In this direction, inundated by the centrality of fluids in his poetic research, imbued with the presence of the Capibaribe in the city of Recife and taken by the bodily memory of the drag of the water as we walk through it, Neto aimed at that creature with many legs by Brennand, the course of a river that is, in itself, an untamable animal in motion. As in Cão sem plumas(1950) - an iconic poem about the Capibaribe River in which João Cabral de Melo Neto says of the river that “Its waters flowed (…) with the waves / dense and warm / of a snake” - Ernesto envisioned a sculpture stretching along the length of the stadium, winding its body with the curves of its body as if it were a colorful boa constrictor; crossing its architecture as if it were traveling along a curvilinear river course. A sculpture-path that calls us to movement, since walking is inherent and constitutive to it.

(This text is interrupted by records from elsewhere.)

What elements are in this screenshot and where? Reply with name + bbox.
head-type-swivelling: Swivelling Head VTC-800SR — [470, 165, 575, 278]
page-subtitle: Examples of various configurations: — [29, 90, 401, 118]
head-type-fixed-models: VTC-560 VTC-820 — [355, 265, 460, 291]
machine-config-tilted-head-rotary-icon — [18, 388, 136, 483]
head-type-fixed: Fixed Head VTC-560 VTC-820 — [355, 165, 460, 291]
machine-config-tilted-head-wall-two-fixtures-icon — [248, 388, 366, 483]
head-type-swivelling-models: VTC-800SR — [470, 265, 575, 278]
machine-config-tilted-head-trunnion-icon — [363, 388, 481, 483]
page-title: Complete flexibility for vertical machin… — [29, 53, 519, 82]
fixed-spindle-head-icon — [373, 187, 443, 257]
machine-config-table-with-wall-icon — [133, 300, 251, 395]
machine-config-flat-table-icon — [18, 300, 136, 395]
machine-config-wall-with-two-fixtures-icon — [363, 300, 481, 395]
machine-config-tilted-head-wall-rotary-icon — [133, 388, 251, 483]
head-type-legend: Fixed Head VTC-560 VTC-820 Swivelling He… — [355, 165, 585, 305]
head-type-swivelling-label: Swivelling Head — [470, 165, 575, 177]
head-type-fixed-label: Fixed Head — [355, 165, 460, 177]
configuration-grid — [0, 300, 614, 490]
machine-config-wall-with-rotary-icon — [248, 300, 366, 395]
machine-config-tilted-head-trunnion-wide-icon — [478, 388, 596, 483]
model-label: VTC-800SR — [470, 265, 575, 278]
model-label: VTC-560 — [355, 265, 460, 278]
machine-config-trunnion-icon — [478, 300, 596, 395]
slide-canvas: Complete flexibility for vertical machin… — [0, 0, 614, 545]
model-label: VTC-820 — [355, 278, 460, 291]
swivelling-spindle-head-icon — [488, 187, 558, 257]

CapiDançaBaribéNois itself crossed the Capibaribe River, implying its installation-like form to its process of formation as a rite. Bordering the Capibar (Monteiro), Caiara Park (Iputinga) and the Rio NGO (Mata da Várzea) to honor, through these spaces, the fight for environmental preservation and education, the sculpture traveled along the mighty and muddy river, from Marco Zero to Oficina Francisco Brennand, in a crossing driven by the movement of the Rivus group and the drumming of master Rodrigo Scofield, of the Maracatu Real da Várzea and the Coco de Duas group. Metamorphosing into a procession, the animal ー crocheted from strips of calico and cotton voile and, later, ritually filled with dry leaves ー became a collective prayer for the health of the Capibaribe, of societies and of the relationships between humans and non-humans: existences deeply connected to each other from the waters that constitute us inextricably.

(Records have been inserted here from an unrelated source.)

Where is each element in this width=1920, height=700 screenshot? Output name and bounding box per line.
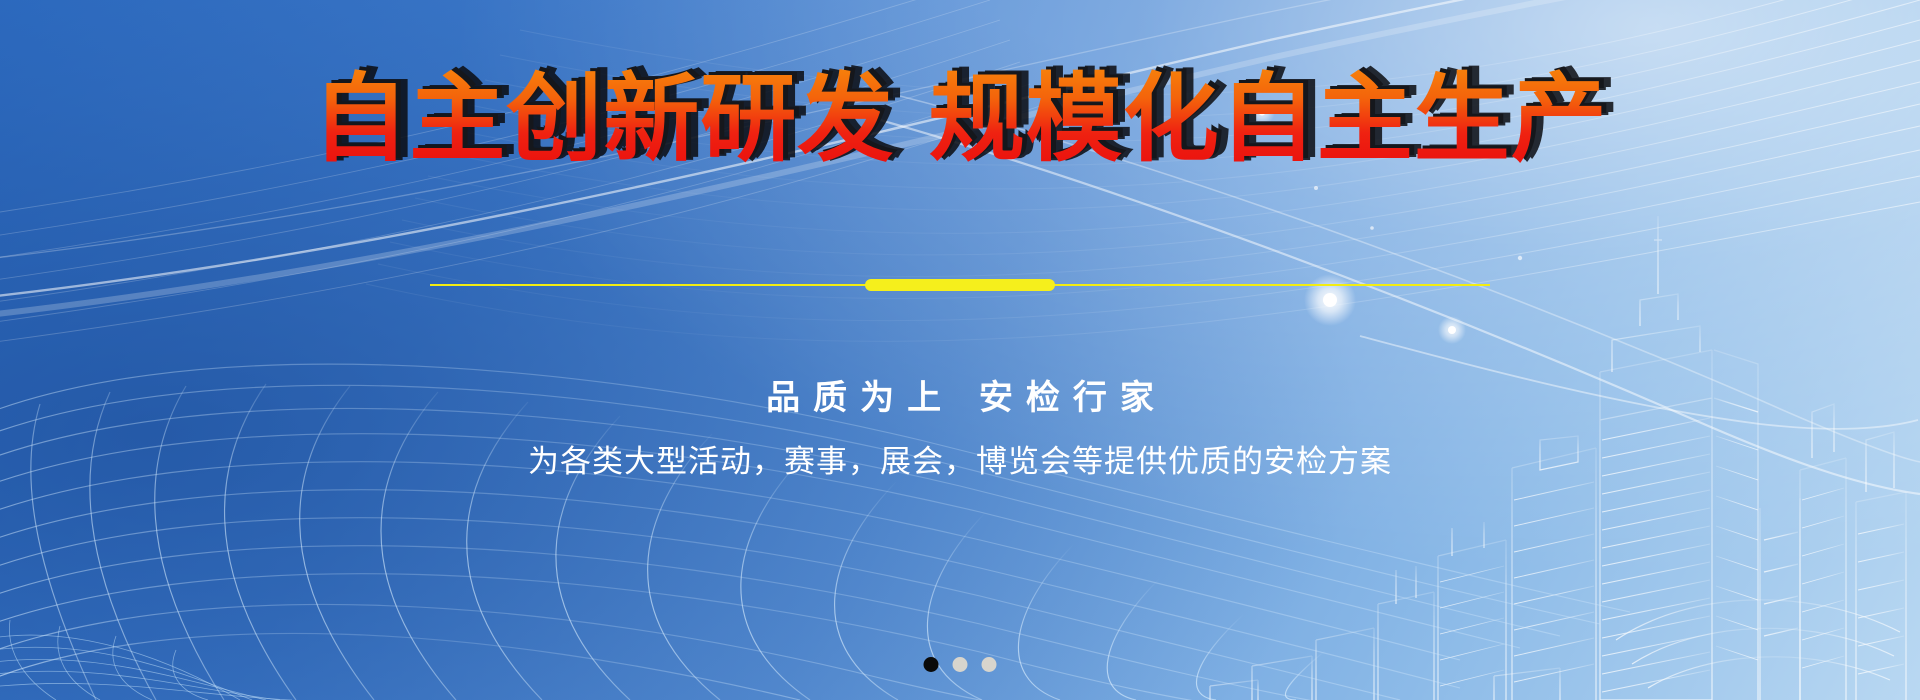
banner-main-title: 自主创新研发 规模化自主生产 bbox=[312, 66, 1607, 174]
carousel-dot-3[interactable] bbox=[982, 657, 997, 672]
banner-title-container: 自主创新研发 规模化自主生产 bbox=[0, 66, 1920, 174]
divider-center-knob bbox=[865, 279, 1055, 291]
hero-banner: 自主创新研发 规模化自主生产 品质为上 安检行家 为各类大型活动，赛事，展会，博… bbox=[0, 0, 1920, 700]
carousel-dot-2[interactable] bbox=[953, 657, 968, 672]
yellow-divider bbox=[430, 278, 1490, 292]
carousel-pagination[interactable] bbox=[924, 657, 997, 672]
banner-subtitle-secondary: 为各类大型活动，赛事，展会，博览会等提供优质的安检方案 bbox=[0, 442, 1920, 482]
banner-subtitle-container: 品质为上 安检行家 为各类大型活动，赛事，展会，博览会等提供优质的安检方案 bbox=[0, 376, 1920, 482]
carousel-dot-1[interactable] bbox=[924, 657, 939, 672]
banner-subtitle-primary: 品质为上 安检行家 bbox=[0, 376, 1920, 420]
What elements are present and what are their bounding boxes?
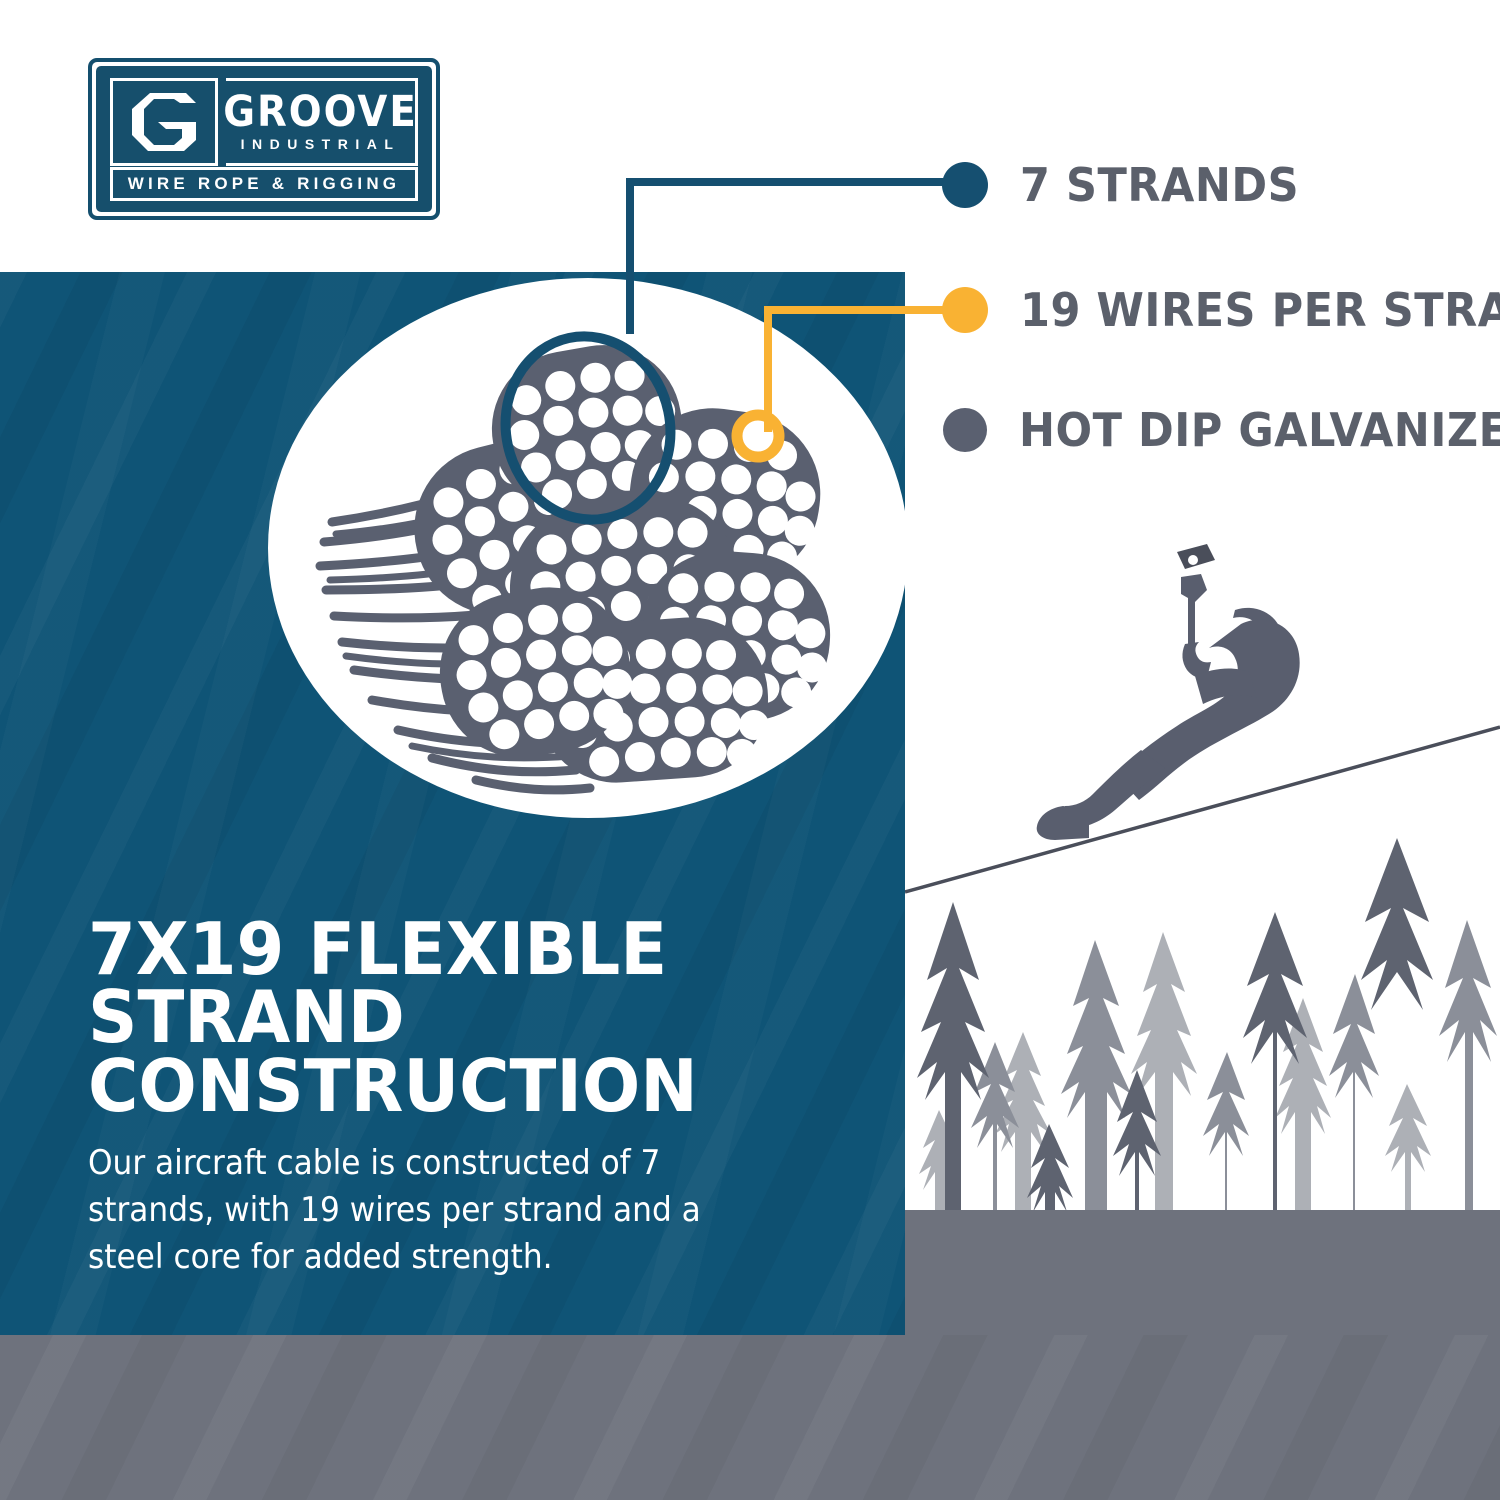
- logo-tagline-box: WIRE ROPE & RIGGING: [110, 167, 418, 201]
- callout-7-strands: 7 STRANDS: [942, 158, 1288, 212]
- logo-monogram-box: [110, 78, 218, 166]
- callout-dot-amber: [942, 287, 988, 333]
- callout-label-text: 19 WIRES PER STRAND: [1020, 283, 1500, 337]
- brand-logo[interactable]: GROOVE INDUSTRIAL WIRE ROPE & RIGGING: [88, 58, 440, 220]
- groove-g-icon: [128, 91, 200, 153]
- photo-bottom-band: [905, 1210, 1500, 1335]
- logo-inner-panel: GROOVE INDUSTRIAL WIRE ROPE & RIGGING: [96, 66, 432, 212]
- headline-line-2: STRAND CONSTRUCTION: [88, 983, 925, 1120]
- body-copy: Our aircraft cable is constructed of 7 s…: [88, 1140, 748, 1281]
- bottom-gray-band: [0, 1335, 1500, 1500]
- logo-subtitle: INDUSTRIAL: [241, 136, 401, 152]
- callout-dot-navy: [942, 162, 988, 208]
- bottom-band-texture: [0, 1335, 1500, 1500]
- logo-wordmark: GROOVE: [223, 92, 418, 133]
- logo-name-box: GROOVE INDUSTRIAL: [226, 78, 418, 166]
- body-line-3: steel core for added strength.: [88, 1234, 761, 1281]
- headline-line-1: 7X19 FLEXIBLE: [88, 915, 925, 983]
- leader-line-wires: [768, 310, 962, 428]
- callout-hot-dip-galvanized: HOT DIP GALVANIZED: [942, 403, 1500, 457]
- callout-dot-gray: [943, 408, 987, 452]
- callout-label-text: 7 STRANDS: [1020, 158, 1299, 212]
- callout-label: 7 STRANDS: [1020, 158, 1288, 212]
- logo-tagline: WIRE ROPE & RIGGING: [128, 174, 400, 194]
- callout-label-text: HOT DIP GALVANIZED: [1019, 403, 1500, 457]
- headline: 7X19 FLEXIBLE STRAND CONSTRUCTION: [88, 915, 878, 1120]
- body-line-1: Our aircraft cable is constructed of 7: [88, 1140, 761, 1187]
- callout-label: HOT DIP GALVANIZED: [1019, 403, 1500, 457]
- infographic-canvas: GROOVE INDUSTRIAL WIRE ROPE & RIGGING 7 …: [0, 0, 1500, 1500]
- body-line-2: strands, with 19 wires per strand and a: [88, 1187, 761, 1234]
- callout-label: 19 WIRES PER STRAND: [1020, 283, 1500, 337]
- callout-19-wires-per-strand: 19 WIRES PER STRAND: [942, 283, 1500, 337]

Along its riverine path, CapiDançaBaribéNois came across the garbage and sewage that leaks not only from wealthy homes or from the favelas located on the metropolitan banks of the Capibaribe, but also from the pollution that accumulates along its course from the Pernambuco hinterland, into whose waters industrial waste of all kinds is dumped, such as the dyes used to wash jeans. As a subject, the River faces social and environmental violence that equally affects millions of people who are structurally unable to access their constitutional rights to dignity and, therefore, to the fullness of life.

Sculpting-praying the Capibaribe is, therefore, a form of social action. In doing so, CapiDançaBaribéNois joins initiatives such as Inciti – Research and Innovation for Cities (UFPE) and projects such as Acalanto (in the Detran community) and Iputinga Sociocultural, which graffitied the dreamed-of shapes and colors of a clean, navigable river on the walls of the stadium. Organizations that have fought not only for the Capibaribe, but for us, the collective to which the installation’s sonorous title refers. The artist Libélula also painted the walls of the space, making present a water entity.

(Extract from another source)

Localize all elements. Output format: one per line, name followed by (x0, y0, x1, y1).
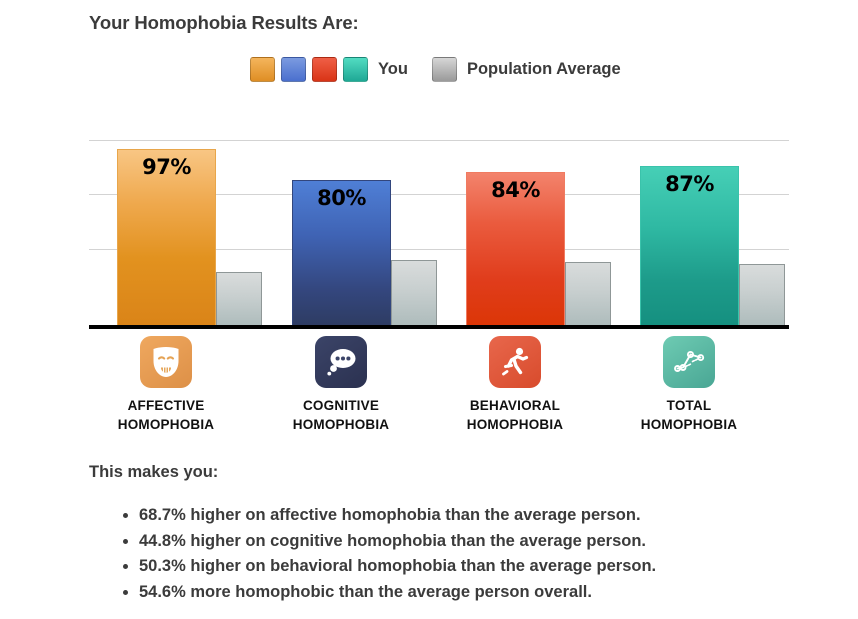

Touched by the magic of the waters, by the resilience of the Capibaribe, by the strength of the work of so many people and social movements, as well as by the vivacity of a small tree that – originating from the source of the river, in the municipality of Poção – has landed like its navel to the sound of Agda's words, CapiDançaBaribéNois evokes the abundance of life, the renaturalization of the Capibaribe and the fruits that are to come: such as the possibility that, perhaps in the near future, we will be able to routinely reach the Oficina Francisco Brennand guided by the silent dance of its vigorous waters.